Based on Farzad et al.s (2008) study, this study is examining the effect of IFC on the three
components of OC respectively.
METHODOLOGY
Hypotheses
H
1
: IFC has a positive effect on affective commitment.
H
2
: IFC has a positive effect on continuance commitment.
H
3
: IFC has a positive effect on normative commitment.
Data collection and analysis
The study utilizes a selfadministered survey among nonsupervisory employees from
hotels in a Midwestern city of the United States. 300 employees will be randomly selected
from 15 heterogeneous hotels so that the sample comes from a wider range and are more
representative. Questionnaires will be distributed during staff meeting. Survey participants
will place the completed questionnaires in an envelope. The envelope will be sealed and
returned to the researcher.
The questionnaire consists of two parts. The first part asks participants to self-report
their demographics: age, gender, level of education, years of experience in the hotel industry,
and which department of the hotel the respondent comes from.
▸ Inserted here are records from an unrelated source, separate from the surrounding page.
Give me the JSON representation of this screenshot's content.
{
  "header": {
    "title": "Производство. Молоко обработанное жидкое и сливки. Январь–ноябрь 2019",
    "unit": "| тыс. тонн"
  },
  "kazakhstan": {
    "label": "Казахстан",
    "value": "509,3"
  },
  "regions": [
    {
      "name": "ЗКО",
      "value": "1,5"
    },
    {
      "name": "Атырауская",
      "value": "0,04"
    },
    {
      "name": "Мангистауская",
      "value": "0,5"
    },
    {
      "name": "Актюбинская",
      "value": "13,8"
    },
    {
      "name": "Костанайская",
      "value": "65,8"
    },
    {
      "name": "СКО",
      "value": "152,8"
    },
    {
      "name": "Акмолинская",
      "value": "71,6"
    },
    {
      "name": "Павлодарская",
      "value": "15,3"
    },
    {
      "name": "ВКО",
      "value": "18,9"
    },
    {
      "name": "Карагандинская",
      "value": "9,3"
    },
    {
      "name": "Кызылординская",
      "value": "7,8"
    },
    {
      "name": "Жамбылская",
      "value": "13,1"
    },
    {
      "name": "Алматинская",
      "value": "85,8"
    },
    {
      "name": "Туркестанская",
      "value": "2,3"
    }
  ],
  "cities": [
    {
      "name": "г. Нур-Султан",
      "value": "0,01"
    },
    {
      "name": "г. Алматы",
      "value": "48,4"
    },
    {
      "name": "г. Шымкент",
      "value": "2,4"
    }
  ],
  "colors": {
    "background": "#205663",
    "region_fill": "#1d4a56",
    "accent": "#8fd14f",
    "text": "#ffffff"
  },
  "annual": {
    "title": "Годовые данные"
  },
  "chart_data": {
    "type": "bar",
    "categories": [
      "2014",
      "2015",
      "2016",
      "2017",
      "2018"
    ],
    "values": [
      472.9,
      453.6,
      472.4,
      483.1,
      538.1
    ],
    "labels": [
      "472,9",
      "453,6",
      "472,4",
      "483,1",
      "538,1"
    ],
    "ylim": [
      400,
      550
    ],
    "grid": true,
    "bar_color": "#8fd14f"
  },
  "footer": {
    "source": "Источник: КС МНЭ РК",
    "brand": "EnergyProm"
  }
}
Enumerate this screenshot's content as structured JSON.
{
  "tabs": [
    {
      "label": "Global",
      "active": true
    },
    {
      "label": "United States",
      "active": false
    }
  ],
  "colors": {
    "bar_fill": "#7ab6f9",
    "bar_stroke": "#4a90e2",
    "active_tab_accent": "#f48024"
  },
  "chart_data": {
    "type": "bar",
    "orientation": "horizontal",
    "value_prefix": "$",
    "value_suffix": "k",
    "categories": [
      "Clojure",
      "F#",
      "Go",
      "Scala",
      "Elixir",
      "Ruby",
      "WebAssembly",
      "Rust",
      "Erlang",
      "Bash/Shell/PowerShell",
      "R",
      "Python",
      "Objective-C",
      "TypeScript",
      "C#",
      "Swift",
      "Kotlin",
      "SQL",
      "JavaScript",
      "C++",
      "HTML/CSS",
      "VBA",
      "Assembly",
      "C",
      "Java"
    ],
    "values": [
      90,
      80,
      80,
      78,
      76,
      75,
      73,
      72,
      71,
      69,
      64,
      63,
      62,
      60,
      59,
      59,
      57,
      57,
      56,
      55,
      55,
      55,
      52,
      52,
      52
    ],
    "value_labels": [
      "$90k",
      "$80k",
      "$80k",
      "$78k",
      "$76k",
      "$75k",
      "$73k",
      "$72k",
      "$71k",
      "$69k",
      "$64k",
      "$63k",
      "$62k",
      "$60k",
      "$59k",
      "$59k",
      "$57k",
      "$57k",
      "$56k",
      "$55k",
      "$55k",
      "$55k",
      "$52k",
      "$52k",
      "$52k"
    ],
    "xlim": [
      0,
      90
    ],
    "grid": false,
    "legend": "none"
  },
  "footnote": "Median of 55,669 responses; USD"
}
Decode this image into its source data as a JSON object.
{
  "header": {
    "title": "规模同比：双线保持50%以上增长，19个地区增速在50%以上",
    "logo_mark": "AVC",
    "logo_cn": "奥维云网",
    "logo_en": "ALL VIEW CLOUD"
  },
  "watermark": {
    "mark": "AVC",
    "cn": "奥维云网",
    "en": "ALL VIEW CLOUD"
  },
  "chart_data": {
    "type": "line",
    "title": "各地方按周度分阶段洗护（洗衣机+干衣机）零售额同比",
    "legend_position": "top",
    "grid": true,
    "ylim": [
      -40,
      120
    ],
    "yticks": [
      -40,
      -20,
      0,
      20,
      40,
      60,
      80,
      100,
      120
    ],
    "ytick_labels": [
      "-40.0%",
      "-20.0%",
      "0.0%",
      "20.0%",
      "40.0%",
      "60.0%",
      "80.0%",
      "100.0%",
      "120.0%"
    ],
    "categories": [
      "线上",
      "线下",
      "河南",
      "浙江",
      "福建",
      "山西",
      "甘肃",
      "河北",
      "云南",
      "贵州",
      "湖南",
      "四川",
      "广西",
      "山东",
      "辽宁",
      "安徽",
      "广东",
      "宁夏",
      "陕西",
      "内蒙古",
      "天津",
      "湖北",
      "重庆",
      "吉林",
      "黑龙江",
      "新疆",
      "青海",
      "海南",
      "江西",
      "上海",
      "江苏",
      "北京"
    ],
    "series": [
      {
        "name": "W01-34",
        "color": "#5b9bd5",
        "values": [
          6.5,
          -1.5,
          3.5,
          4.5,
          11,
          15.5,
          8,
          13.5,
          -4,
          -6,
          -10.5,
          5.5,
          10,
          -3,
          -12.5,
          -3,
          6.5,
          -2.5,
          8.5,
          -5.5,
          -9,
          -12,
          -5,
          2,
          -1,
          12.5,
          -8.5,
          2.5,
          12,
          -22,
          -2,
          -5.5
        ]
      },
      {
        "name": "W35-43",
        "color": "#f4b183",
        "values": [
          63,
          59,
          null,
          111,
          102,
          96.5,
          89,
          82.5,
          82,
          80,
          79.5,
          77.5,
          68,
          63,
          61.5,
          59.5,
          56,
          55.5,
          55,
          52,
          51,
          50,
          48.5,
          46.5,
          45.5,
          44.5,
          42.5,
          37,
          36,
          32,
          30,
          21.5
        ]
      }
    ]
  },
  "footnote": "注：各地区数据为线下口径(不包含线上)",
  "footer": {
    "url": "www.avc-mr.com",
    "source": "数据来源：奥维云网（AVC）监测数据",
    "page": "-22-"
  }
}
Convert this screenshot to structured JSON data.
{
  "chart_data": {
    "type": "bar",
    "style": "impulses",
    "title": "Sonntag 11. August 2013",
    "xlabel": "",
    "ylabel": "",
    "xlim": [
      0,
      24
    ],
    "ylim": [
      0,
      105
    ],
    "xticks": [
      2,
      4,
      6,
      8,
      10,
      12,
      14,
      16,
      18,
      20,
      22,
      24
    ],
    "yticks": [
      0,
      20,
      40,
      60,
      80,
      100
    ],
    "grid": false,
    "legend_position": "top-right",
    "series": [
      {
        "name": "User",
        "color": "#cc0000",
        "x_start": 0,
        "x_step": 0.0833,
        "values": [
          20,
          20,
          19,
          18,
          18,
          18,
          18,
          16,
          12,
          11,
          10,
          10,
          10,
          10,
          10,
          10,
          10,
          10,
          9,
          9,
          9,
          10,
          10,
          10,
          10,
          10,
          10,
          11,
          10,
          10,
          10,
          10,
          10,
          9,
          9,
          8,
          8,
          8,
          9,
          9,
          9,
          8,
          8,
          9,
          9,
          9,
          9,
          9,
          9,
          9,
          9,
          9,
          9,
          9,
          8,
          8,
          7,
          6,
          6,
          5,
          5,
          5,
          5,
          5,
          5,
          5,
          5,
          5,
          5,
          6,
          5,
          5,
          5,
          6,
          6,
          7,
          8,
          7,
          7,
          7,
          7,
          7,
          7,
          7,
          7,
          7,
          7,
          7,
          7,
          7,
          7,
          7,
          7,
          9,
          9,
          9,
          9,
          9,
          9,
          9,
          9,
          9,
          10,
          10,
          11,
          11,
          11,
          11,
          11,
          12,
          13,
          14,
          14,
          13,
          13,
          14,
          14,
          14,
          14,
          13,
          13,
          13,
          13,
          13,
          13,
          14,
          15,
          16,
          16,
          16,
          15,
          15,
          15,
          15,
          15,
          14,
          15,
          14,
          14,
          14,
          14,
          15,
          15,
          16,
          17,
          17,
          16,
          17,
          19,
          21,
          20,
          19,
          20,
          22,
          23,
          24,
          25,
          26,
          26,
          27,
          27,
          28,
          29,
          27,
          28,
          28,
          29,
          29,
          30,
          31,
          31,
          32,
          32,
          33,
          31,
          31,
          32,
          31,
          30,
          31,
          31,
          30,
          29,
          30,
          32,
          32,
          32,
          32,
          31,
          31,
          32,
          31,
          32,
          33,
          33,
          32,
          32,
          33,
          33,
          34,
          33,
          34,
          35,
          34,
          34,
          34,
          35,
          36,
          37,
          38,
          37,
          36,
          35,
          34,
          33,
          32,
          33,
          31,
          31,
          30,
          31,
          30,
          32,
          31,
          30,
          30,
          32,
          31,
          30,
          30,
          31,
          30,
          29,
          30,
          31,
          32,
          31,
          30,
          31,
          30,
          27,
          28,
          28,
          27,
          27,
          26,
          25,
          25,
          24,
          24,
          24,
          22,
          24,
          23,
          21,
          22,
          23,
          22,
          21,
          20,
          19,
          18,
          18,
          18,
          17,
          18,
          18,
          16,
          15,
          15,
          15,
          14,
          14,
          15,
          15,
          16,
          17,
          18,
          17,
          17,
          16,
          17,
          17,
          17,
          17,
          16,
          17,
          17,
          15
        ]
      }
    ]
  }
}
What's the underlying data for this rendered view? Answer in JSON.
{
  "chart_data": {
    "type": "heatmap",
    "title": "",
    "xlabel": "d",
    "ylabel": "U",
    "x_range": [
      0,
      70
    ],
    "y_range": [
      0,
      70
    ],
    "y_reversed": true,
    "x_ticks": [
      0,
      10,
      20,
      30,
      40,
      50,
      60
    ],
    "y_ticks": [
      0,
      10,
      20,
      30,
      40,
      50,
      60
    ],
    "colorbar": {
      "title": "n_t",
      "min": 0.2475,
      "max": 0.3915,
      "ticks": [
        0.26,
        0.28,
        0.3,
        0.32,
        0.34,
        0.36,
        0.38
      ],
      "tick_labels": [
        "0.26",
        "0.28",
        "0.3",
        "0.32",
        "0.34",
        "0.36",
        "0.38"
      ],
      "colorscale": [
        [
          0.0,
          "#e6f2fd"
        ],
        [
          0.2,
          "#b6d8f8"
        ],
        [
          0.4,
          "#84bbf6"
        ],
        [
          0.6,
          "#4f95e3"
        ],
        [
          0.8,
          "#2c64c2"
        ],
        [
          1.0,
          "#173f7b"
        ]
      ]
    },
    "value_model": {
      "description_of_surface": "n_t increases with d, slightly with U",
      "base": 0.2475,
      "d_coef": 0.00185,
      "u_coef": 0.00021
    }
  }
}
The second part includes
items that measure IFC and OC, using a fivepoint Likert scale. Tay & Tay (2007)s six items
will be used to measure IFC. Meyer & Allen (1990)s twenty-four items will be used to
measure OC. Confirmatory factor analysis will be used to validate measures. Descriptive
statistics will be gathered to describe the subjects and analysis of variance will be used to
compare departments and demographic groups. Correlation analysis will be applied to
examine relationships within the collected data. The mean score of each item and each
dimension will be collected and correlation coefficients will be computed.